The above-mentioned mold is made of a composite material composed of biodegradable polymers, particles composed of the biodegradable material, porous particles or particles of a water-soluble material. The foregoing particles enhance penetration of the solution, enlarge the area of contact and provide a culture area for the microorganisms. Prior to or simultaneously with the biochemical degradation, the mold is irradiated with, for example, ultraviolet rays. Thus, the molecule chains of the biodegradable polymers are cut to collapse the polymers so as to enhance the biochemical degradation. Moreover, substances for enhancing the degradation are added to the biodegradable polymers.

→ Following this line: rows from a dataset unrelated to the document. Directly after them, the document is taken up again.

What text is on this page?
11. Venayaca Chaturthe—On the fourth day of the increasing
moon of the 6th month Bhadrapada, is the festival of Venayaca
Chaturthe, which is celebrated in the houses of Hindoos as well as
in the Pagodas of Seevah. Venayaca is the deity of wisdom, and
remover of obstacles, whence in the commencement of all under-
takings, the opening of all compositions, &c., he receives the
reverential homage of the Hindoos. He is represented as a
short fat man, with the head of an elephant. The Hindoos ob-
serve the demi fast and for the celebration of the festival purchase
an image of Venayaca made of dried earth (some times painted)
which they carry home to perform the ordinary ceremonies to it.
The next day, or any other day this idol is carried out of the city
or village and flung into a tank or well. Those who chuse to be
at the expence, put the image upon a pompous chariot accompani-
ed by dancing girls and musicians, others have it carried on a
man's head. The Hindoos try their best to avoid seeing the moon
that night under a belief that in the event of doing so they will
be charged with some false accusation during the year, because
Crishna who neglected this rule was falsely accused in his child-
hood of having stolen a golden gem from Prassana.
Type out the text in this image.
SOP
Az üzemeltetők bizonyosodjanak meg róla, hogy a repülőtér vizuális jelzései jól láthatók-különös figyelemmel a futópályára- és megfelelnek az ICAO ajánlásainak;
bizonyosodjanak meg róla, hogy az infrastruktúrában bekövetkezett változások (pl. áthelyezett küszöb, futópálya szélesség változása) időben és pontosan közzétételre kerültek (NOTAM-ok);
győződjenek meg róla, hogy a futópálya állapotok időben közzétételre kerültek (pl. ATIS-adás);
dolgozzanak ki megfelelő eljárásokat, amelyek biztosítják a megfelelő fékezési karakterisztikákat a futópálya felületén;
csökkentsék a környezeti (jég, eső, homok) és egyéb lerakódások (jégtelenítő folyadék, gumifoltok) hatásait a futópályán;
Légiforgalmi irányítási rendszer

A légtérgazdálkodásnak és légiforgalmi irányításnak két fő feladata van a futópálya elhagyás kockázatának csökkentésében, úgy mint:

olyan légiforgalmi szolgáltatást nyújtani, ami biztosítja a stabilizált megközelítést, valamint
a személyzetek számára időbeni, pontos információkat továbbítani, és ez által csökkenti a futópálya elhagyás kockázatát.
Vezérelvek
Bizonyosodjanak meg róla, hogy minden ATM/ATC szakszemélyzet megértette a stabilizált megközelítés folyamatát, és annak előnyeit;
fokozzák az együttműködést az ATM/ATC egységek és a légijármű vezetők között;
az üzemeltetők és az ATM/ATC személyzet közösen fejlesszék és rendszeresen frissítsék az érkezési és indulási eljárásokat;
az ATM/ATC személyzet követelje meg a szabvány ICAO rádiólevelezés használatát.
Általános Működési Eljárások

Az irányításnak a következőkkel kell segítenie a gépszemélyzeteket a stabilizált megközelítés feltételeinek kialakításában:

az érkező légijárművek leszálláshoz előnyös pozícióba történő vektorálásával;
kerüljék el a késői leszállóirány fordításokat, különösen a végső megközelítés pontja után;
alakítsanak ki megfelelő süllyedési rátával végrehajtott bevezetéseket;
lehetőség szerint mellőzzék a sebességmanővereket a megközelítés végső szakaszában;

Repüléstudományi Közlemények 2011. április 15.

The present invention is able to manufacture structures having a variety of shapes by using the characteristic of the mold made of the biodegradable material, that is, the characteristic with which the mold is degraded into liquid and gas.
If the mold made of the above-mentioned material is used as the core, the core can easily be degraded and removed. The hollow portions created by the core are required to have passages capable of removing the solution containing the biochemically active substances, liquid of the degraded substances and the gas. Therefore, a hollow structure having an arbitrary shape can easily be manufactured.
When the above-mentioned characteristics are used to surround, for example, a spherical core, with a prepreg made of the composite material so as to be filled into the mold, a strong hollow structure can be constituted. Since a hollow portion having an arbitrary shape can be formed, a structure having a multiplicity of hollow ribs or a structure in the form of an isogrid shape can easily be manufactured.
Additional objects and advantages of the invention will be set forth in the description which follows, and in part will be obvious from the description, or may be learned by practice of the invention. The objects and advantages of the invention may be realized and obtained by means of the instrumentalities and combinations particularly pointed out hereinafter.